Sebagai gantinya, aku diam-diam mengambil fotonya dari tempat dudukku dan mengirim foto itu ke Ian dengan pesan, "Dia yang bakal ngelahirin semua anak-anak gue."
Pak Jun mulai memberikan materi.
...──── ୨୧ ────...
Aku bertemu Yesica hari Senin. Sekarang hari Jumat. Aku nggak bilang apa-apa lagi ke dia sejak hari itu. Aku nggak tahu kenapa.
Kita ada di kelas bareng. Setiap kali aku lihat dia, dia tersenyum ke arahku seperti dia berharap aku bicara dengannya.
Setiap kali aku mengumpulkan keberanian, aku malah mundur sendiri. Jadi, kuberi waktu untuk diriku sendiri sampai hari ini. Kalau aku belum berani sampai hari ini, aku bakal serahkan satu-satunya kesempatan ini ke Ian.
Cewek seperti Yesica itu Very-Very Limited Edition. Aku nggak tahu apakah dia sudah terikat dengan cowok lain di Jogja, tapi cuma ada satu cara untuk tahu.
Aku berdiri di samping kelas, menunggu dia. Dia keluar dari kelas dan tersenyum ke arahku. Aku bilang, "Hei," pas dia berjalan di bawah ventilasi pintu.
Aku perhatikan warna kulitnya berubah lebih cerah. Atau mungkin mataku saja yang semakin gelap dan menyerap cahaya yang terpancar dari dirinya, tapi apa pun itu aku tetap suka.
Aku tanya bagaimana minggu pertama dia.
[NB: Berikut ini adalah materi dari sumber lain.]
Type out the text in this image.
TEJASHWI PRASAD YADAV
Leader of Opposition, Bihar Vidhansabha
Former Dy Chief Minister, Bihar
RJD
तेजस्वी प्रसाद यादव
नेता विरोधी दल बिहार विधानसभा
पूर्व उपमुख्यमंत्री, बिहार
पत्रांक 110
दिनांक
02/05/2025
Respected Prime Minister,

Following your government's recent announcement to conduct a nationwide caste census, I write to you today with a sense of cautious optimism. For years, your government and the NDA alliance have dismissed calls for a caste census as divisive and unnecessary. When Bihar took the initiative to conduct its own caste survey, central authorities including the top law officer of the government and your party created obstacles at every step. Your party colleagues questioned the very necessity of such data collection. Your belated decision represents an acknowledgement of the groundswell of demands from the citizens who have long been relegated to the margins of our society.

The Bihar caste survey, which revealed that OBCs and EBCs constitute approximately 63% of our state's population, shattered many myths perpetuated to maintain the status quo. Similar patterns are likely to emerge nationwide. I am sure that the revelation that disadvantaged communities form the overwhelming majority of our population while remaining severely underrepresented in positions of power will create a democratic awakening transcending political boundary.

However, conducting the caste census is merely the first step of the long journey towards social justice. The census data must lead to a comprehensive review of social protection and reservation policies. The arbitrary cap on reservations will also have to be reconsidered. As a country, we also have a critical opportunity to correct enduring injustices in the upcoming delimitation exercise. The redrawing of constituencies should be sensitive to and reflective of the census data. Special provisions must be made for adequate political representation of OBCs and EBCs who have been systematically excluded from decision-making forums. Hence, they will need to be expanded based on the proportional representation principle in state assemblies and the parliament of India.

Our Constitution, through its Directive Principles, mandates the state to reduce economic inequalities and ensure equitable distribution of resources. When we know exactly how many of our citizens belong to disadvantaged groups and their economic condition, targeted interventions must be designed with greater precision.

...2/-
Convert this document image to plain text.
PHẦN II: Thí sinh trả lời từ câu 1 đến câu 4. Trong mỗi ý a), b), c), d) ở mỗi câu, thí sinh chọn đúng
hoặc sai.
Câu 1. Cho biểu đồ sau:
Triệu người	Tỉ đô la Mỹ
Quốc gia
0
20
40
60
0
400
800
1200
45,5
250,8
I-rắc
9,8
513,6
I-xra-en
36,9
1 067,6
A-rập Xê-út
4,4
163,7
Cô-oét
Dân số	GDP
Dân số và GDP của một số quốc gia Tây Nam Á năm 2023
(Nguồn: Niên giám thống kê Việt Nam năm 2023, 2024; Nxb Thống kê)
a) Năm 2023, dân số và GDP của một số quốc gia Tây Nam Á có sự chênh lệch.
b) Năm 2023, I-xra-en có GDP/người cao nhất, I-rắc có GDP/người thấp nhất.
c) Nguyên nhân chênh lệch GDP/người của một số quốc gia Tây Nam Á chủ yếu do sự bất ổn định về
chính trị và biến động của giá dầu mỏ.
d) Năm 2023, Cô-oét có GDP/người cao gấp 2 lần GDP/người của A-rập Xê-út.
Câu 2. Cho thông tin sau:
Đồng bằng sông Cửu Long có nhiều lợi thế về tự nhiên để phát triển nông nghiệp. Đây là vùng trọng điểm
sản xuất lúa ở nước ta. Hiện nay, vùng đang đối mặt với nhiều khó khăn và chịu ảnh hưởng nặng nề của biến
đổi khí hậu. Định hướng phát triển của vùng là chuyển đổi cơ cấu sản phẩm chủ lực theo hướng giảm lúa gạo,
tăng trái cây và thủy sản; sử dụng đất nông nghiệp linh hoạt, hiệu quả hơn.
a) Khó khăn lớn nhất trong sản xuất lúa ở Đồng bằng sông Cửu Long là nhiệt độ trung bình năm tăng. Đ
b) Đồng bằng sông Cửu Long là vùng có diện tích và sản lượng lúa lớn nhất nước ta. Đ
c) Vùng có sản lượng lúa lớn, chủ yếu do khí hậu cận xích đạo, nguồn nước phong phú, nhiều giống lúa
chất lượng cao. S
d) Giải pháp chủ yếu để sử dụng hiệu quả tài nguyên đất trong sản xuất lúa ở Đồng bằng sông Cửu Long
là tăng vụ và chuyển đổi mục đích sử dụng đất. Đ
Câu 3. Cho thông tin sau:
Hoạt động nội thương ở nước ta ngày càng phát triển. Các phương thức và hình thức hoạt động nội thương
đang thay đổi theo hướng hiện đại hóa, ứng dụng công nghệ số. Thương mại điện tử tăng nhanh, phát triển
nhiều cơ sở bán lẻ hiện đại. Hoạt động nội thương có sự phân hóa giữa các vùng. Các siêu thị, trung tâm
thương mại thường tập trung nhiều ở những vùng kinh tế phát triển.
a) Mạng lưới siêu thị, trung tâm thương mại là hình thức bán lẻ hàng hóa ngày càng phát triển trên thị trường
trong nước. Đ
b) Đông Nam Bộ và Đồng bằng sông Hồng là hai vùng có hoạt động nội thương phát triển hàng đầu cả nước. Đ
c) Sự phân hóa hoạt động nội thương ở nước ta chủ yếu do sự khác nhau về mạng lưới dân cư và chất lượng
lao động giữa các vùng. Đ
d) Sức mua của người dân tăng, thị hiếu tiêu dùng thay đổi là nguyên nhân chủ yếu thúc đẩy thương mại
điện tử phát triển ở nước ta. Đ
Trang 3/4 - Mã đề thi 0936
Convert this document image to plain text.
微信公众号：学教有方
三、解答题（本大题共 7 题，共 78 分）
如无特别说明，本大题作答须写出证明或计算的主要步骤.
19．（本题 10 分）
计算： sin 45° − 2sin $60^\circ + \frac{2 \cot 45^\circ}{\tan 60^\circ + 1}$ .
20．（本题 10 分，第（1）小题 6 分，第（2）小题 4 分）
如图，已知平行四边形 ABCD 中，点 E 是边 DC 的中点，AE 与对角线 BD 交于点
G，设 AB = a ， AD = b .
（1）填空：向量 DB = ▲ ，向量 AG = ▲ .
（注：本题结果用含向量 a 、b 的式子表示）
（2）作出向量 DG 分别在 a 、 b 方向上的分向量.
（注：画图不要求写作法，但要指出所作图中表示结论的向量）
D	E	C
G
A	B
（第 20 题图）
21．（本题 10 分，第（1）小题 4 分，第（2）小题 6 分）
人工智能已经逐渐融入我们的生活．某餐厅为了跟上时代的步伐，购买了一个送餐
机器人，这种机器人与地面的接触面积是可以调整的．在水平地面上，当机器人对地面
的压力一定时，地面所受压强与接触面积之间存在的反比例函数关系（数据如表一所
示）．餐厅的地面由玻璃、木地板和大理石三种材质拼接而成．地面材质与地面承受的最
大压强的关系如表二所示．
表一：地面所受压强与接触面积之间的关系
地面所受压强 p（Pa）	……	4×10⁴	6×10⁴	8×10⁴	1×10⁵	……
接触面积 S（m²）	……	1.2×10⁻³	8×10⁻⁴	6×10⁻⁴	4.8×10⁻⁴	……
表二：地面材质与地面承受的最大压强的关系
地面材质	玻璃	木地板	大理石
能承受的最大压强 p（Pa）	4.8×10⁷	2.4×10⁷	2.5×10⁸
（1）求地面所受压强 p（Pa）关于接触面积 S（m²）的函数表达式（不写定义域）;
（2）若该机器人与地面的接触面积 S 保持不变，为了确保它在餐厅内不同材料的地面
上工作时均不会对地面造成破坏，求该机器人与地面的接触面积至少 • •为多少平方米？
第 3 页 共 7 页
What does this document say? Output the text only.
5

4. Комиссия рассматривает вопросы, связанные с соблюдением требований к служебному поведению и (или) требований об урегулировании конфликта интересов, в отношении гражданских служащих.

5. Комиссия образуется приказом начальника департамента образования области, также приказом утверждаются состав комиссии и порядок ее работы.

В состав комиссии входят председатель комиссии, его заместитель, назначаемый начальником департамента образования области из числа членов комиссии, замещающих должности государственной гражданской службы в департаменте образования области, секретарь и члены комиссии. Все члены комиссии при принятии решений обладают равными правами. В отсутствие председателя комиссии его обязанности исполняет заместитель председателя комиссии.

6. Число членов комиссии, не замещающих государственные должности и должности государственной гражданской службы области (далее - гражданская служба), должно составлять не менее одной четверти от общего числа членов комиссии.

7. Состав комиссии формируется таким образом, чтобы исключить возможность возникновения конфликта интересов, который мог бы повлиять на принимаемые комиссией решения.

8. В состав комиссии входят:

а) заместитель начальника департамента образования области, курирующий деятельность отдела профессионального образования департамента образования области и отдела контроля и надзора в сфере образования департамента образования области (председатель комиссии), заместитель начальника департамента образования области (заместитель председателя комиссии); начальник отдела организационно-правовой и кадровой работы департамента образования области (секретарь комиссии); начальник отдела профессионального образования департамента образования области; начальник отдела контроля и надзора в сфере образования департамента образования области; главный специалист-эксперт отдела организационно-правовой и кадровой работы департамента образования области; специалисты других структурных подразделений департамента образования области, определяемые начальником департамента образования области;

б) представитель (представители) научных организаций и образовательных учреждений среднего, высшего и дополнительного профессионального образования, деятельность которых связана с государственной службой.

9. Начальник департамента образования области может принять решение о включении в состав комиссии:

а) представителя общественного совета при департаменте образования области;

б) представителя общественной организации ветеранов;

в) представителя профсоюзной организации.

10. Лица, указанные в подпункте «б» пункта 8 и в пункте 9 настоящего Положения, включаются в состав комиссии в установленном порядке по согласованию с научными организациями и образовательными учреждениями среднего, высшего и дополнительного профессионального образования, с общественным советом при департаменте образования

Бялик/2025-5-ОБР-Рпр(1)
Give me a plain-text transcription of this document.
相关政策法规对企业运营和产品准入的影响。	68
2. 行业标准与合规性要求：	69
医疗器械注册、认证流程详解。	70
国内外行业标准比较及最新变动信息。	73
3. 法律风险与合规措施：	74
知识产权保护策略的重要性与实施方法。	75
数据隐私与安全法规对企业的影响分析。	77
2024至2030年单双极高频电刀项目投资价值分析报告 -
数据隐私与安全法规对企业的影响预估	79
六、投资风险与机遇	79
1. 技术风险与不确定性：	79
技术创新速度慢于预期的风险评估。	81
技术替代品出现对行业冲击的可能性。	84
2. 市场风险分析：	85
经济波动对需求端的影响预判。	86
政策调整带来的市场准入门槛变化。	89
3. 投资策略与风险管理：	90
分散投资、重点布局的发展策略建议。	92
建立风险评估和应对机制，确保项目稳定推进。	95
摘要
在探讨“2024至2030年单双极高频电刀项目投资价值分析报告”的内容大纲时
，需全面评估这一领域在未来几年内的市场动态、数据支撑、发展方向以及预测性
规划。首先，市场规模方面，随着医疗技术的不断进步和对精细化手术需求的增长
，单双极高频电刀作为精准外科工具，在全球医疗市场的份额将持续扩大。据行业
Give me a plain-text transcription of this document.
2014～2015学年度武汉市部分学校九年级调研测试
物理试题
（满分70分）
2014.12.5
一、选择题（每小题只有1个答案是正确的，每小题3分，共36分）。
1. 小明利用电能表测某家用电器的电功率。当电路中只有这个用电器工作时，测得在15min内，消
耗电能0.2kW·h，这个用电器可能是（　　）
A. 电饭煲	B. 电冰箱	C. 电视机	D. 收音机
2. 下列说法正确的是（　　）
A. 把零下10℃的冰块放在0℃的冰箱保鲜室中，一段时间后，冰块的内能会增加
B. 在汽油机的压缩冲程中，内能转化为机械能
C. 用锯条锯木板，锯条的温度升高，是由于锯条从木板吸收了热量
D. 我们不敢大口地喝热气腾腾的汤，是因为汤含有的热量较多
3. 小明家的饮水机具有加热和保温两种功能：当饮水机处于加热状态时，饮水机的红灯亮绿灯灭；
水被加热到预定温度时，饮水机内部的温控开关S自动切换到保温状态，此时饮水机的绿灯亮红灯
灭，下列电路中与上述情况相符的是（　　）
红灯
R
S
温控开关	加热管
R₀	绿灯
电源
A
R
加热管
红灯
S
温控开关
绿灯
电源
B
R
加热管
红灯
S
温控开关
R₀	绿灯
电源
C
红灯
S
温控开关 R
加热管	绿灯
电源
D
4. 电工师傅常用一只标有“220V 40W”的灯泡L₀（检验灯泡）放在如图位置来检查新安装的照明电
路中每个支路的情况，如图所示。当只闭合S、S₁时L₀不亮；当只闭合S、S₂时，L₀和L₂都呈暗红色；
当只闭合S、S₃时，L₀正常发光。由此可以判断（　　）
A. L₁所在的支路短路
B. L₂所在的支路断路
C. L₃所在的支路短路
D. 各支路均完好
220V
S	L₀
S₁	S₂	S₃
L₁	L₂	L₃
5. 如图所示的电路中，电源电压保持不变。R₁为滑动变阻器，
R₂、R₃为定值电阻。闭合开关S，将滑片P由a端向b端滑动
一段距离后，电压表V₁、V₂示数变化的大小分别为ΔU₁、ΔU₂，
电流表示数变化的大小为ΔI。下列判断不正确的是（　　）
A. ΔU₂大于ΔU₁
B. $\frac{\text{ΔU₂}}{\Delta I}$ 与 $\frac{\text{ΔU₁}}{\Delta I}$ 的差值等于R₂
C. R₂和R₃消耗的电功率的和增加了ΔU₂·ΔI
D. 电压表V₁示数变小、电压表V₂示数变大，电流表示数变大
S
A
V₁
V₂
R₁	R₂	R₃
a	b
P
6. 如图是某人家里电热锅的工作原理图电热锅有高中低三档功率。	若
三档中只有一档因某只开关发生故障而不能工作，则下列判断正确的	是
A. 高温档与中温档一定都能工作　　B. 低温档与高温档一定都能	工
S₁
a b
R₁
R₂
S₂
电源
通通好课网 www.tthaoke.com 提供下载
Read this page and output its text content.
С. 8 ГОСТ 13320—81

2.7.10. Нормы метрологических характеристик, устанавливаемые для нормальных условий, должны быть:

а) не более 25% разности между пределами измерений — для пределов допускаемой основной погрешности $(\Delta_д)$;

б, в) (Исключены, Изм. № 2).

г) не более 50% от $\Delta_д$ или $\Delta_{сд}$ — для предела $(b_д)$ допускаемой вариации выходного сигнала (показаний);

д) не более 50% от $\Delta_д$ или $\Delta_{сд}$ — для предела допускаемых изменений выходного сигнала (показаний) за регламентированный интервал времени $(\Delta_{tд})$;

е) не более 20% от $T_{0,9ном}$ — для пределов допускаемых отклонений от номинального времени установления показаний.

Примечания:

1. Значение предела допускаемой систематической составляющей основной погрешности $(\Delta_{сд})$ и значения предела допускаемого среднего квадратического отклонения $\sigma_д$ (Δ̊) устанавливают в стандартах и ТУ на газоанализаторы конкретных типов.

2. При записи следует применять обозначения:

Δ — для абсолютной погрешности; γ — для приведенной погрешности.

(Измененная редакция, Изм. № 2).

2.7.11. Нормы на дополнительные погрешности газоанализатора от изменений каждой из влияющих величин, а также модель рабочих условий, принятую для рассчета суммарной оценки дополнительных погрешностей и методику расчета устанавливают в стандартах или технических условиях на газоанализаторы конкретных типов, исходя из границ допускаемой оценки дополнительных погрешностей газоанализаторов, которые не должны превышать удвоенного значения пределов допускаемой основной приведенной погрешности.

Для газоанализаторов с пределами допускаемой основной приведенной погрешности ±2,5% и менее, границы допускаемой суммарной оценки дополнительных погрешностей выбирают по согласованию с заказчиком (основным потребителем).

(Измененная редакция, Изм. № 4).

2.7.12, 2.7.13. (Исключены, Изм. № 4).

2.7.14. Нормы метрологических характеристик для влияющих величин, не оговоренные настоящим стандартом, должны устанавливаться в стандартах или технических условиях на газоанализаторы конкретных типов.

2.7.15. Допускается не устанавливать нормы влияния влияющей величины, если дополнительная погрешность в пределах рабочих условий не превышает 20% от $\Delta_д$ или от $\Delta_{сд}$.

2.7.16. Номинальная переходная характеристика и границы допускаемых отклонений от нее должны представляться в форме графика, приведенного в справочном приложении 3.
Dia bilang baik-baik saja. Aku tanya apakah dia sudah punya teman, dan dia angkat bahunya yang mungil itu sambil bilang, "Ya. Beberapa."
Aku cium aromanya, perlahan. Tapi dia tetap nggak sadar. Aku bilang kalau dia wangi.
"Makasih," jawabnya.
Aku lawan bunyi detak jantung yang berdentum di telinga. Mencoba mengatasi keringat yang mulai muncul di telapak tangan dan mengulang-ulang namanya di dalam hati.
Aku tahan semuanya dan tetap menatap matanya sambil bertanya, "Lo sibuk, nggak, nanti malam?"
Aku tahan semua perasaan itu dan menunggu jawabannya, karena itu satu-satunya yang aku inginkan.
Aku ingin melihat anggukan kepalanya, karena dia nggak harus bilang setuju. Tapi aku nggak mendapat anggukan itu. Dia malah bengong.
Dia ada rencana malam ini?
Semua perasaan tadi kembali dengan berlipat ganda, seperti banjir yang tumpah ruah dan aku jadi bendungannya.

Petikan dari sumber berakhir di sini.